Стоило Эдит о чем-то попросить, месье Ламарк немедленно исполнял ее пожелание. Отделанные жемчугом музыкальные шкатулки, украшенные алмазами гребни, привезенные из Парижа фарфоровые куклы с настоящими волосами – чем только он ее не баловал. На одиннадцатый день рождения он заказал ей из Лондона белого пони. А на тринадцатый преподнес чистокровного арабского скакуна с лоснящимися черными боками. Теперь в свободное время отец и дочь разъезжали по Борнове или же отправлялись в Нарлыкёй и Коклуджу, а однажды они устроили привал рядом с мостом Караван, где им зажарили на вертеле целого ягненка. Этим ягненком они угостили кочевников-юрюков, разбивших свои шатры неподалеку, да и всех, кто проезжал мимо того места.
Неудивительно, что скоропостижная кончина отца стала для Эдит ударом. Стоял адски жаркий летний день, один из тех, когда кажется, что даже время замедлилось; Шарль Ламарк в одиночестве обедал в ресторане Кремера – и вдруг его сердце остановилось. Голова упала на лежавший перед ним сочный, с кровью кусок мяса, а тарелочка с соусом дзадзики опрокинулась прямо на «Пармскую обитель», которая в тот момент лежала открытой на столе.

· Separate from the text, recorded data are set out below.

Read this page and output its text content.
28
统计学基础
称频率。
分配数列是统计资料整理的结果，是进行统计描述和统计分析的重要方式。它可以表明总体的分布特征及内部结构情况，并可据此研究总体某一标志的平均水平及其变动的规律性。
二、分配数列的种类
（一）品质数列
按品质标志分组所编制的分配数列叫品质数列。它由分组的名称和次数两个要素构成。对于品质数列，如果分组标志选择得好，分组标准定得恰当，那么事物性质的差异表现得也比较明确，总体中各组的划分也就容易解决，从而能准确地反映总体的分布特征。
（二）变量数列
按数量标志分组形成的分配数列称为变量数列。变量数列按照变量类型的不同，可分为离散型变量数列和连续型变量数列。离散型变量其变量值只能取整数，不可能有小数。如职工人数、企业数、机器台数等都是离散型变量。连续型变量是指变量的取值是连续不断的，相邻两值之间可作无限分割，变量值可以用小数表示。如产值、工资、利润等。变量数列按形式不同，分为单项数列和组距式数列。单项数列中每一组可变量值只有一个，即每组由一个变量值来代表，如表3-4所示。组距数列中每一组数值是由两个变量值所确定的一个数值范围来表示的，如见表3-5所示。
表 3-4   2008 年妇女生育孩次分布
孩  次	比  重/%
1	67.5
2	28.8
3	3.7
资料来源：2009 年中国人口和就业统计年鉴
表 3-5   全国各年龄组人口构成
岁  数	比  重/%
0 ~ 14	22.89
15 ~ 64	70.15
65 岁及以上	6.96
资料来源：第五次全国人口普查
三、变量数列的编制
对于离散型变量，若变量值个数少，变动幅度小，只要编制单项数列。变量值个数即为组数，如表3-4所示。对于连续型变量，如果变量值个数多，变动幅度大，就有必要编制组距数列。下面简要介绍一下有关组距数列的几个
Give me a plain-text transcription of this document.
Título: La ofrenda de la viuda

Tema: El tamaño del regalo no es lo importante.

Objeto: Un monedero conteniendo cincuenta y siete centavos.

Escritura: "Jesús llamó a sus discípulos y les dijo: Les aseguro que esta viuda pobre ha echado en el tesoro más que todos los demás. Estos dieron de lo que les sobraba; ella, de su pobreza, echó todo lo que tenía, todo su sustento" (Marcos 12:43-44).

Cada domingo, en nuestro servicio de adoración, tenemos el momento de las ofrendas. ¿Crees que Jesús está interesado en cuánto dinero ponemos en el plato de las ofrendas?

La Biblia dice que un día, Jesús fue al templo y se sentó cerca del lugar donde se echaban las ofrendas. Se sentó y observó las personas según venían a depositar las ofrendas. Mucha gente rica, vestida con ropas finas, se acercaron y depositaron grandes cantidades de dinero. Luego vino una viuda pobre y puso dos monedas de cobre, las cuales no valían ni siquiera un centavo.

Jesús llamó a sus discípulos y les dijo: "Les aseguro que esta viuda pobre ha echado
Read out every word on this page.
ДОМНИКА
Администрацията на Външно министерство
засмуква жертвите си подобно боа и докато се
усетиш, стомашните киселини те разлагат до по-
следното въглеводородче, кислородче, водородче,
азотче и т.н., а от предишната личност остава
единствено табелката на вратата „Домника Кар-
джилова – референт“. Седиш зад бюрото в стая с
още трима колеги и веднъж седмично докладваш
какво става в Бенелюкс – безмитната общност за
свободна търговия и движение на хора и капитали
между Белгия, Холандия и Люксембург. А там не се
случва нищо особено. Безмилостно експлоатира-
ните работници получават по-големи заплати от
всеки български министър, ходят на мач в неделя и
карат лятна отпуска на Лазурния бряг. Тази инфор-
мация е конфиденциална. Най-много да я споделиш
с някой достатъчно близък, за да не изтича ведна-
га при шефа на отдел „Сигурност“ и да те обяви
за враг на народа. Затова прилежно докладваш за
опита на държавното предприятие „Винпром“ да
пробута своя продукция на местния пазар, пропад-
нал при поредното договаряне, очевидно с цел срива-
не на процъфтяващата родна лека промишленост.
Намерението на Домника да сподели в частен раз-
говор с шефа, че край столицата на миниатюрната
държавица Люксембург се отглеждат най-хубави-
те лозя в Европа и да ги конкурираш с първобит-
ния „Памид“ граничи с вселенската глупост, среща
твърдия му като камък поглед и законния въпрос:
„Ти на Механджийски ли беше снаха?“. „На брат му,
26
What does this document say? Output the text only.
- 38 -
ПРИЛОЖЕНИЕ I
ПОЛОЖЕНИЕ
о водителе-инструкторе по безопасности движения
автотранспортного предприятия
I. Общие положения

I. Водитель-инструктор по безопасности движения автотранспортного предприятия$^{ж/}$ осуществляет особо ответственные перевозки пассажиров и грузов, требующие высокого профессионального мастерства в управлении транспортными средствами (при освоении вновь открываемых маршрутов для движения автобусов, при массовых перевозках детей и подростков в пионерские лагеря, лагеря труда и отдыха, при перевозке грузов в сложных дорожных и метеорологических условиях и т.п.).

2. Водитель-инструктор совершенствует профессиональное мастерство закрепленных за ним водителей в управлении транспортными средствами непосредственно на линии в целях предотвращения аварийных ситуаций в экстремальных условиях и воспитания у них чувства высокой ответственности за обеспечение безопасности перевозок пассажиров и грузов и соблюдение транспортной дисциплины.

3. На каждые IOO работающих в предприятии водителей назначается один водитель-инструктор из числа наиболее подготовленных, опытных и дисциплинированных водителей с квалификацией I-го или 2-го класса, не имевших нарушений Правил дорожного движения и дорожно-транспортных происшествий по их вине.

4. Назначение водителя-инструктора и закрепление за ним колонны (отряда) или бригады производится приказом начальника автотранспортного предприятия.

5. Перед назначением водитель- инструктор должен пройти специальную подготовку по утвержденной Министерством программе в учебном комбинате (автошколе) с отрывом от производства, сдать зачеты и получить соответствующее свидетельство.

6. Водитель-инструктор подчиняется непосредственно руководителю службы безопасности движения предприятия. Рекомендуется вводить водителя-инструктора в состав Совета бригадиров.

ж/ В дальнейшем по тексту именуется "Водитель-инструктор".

Исхудавшая, с синяками под глазами и потухшим взглядом, Эдит не покидала пределы поместья. Ей оставалось доучиться всего год, но из школы она ушла. Никто ее не видел, и никто не знал, что с ней, а Джульетте Ламарк это было только на руку. Она сумела обыграть близость дочери и отца, которая раньше всегда вызывала ее недовольство, и, ловко жонглируя словами, с легкостью убедила всех, что бедняжка Эдит никак не может оправиться от постигшей ее утраты.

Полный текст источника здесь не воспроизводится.